Arizona: “Cochise County gives election skeptic recorder near full control of elections”

Votebeat:

Elections in Cochise County will now be run almost entirely by Recorder David Stevens, an election skeptic who has said he does not fully trust all of his county’s election procedures and believes the county can and should move to hand-counting ballots.

The Board of Supervisors for the southern Arizona county voted 2-1 on Tuesday afternoon to transfer the board’s election oversight to Stevens, giving up their statutorily-prescribed control over the appointment of the county’s elections director, Election Day procedures, ballot counting and presentation of election results. Republicans Tom Crosby and Peggy Judd voted yes, and Democrat Chairwoman Ann English voted no.

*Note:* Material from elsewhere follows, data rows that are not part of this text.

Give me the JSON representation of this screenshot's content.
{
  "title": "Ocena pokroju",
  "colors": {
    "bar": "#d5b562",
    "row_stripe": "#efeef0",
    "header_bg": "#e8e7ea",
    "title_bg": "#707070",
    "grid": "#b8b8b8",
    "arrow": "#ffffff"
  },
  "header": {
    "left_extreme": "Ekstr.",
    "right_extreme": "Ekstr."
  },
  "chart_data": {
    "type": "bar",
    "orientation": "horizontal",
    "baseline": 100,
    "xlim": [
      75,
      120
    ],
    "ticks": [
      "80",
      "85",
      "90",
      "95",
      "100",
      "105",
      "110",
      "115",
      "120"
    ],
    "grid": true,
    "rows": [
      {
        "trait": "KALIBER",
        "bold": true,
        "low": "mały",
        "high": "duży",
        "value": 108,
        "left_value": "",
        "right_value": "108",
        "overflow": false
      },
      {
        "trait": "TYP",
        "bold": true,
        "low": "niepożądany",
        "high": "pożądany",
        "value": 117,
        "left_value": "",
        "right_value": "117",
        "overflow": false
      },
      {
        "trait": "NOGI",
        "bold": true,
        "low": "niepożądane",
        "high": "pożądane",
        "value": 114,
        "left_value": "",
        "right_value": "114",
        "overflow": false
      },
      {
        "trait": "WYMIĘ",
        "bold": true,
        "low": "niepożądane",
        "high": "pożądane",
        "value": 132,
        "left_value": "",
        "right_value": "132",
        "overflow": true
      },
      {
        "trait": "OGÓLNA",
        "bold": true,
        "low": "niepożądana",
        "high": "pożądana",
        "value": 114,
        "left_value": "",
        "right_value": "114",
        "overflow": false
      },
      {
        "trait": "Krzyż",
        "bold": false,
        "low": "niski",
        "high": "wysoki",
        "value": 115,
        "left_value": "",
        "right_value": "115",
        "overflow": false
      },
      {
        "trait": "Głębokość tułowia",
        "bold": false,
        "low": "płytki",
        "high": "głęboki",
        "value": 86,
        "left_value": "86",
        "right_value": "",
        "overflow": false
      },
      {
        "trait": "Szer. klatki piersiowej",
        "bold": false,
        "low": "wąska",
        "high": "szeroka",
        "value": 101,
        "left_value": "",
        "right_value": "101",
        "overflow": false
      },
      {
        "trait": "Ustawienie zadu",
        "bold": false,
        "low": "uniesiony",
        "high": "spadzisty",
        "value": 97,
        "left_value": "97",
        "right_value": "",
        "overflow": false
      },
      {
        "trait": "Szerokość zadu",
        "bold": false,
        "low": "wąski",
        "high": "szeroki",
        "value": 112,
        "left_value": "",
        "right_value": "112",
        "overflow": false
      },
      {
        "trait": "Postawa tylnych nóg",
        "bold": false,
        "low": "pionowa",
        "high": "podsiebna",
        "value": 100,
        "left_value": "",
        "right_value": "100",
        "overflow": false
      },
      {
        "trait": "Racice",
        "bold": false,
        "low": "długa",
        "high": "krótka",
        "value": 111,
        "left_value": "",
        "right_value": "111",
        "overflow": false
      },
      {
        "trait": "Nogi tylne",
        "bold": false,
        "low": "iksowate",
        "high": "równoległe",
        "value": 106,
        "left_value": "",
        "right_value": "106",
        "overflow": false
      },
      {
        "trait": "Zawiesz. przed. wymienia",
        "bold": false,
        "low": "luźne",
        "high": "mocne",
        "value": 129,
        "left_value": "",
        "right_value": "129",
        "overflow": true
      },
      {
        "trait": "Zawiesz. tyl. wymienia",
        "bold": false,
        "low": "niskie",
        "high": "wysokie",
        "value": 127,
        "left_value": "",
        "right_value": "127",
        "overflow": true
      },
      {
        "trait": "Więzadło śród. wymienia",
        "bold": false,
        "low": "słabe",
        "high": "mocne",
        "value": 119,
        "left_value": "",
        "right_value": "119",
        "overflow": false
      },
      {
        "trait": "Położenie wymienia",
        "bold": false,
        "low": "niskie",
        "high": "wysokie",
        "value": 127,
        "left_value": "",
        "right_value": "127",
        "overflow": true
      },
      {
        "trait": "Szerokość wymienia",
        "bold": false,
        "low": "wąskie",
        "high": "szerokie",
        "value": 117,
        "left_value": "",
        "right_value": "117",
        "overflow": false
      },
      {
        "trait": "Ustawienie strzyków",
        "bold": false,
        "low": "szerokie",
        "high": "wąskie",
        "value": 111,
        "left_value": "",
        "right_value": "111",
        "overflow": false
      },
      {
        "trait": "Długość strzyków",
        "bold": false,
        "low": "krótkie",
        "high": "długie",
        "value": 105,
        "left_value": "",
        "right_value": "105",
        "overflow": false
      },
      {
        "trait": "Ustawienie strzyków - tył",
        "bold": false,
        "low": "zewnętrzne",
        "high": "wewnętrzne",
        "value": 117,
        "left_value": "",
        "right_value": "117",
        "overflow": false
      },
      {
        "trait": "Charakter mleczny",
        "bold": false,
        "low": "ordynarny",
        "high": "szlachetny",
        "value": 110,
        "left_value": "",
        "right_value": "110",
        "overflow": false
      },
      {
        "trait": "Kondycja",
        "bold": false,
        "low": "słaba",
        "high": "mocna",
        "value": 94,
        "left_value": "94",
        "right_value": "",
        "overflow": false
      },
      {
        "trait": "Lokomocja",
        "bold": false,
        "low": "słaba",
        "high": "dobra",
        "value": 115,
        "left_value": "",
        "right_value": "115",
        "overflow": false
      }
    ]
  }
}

The supervisors moved forward despite a warning from the attorney general’s office they received on Monday night, in which the solicitor general wrote that he had serious concerns about the legality of the drafted agreement.

“If you are aware of legal authority for the draft Agreement, please promptly provide it to us,” Solicitor Bendor Joshua Bendor wrote.

The move comes after Crosby and Judd for months challenged the county’s fall election procedures in ways that drew national attention, including attempting to illegally hand count all ballots and then refusing to certify the election results, against the advice of the county attorney and the secretary of state. The turmoil led to the recent resignation of the county’s well-respected elections director, Lisa Marra, who said she was disparaged and harassed as she refused to comply with the efforts.

Stevens helped propel the full hand count against the legal advisement. Even before Marra left, the board had already proposed giving him more control over elections.

The recorder is close with former GOP secretary of state candidate Mark Finchem, who built a campaign on false claims that the 2020 election was stolen.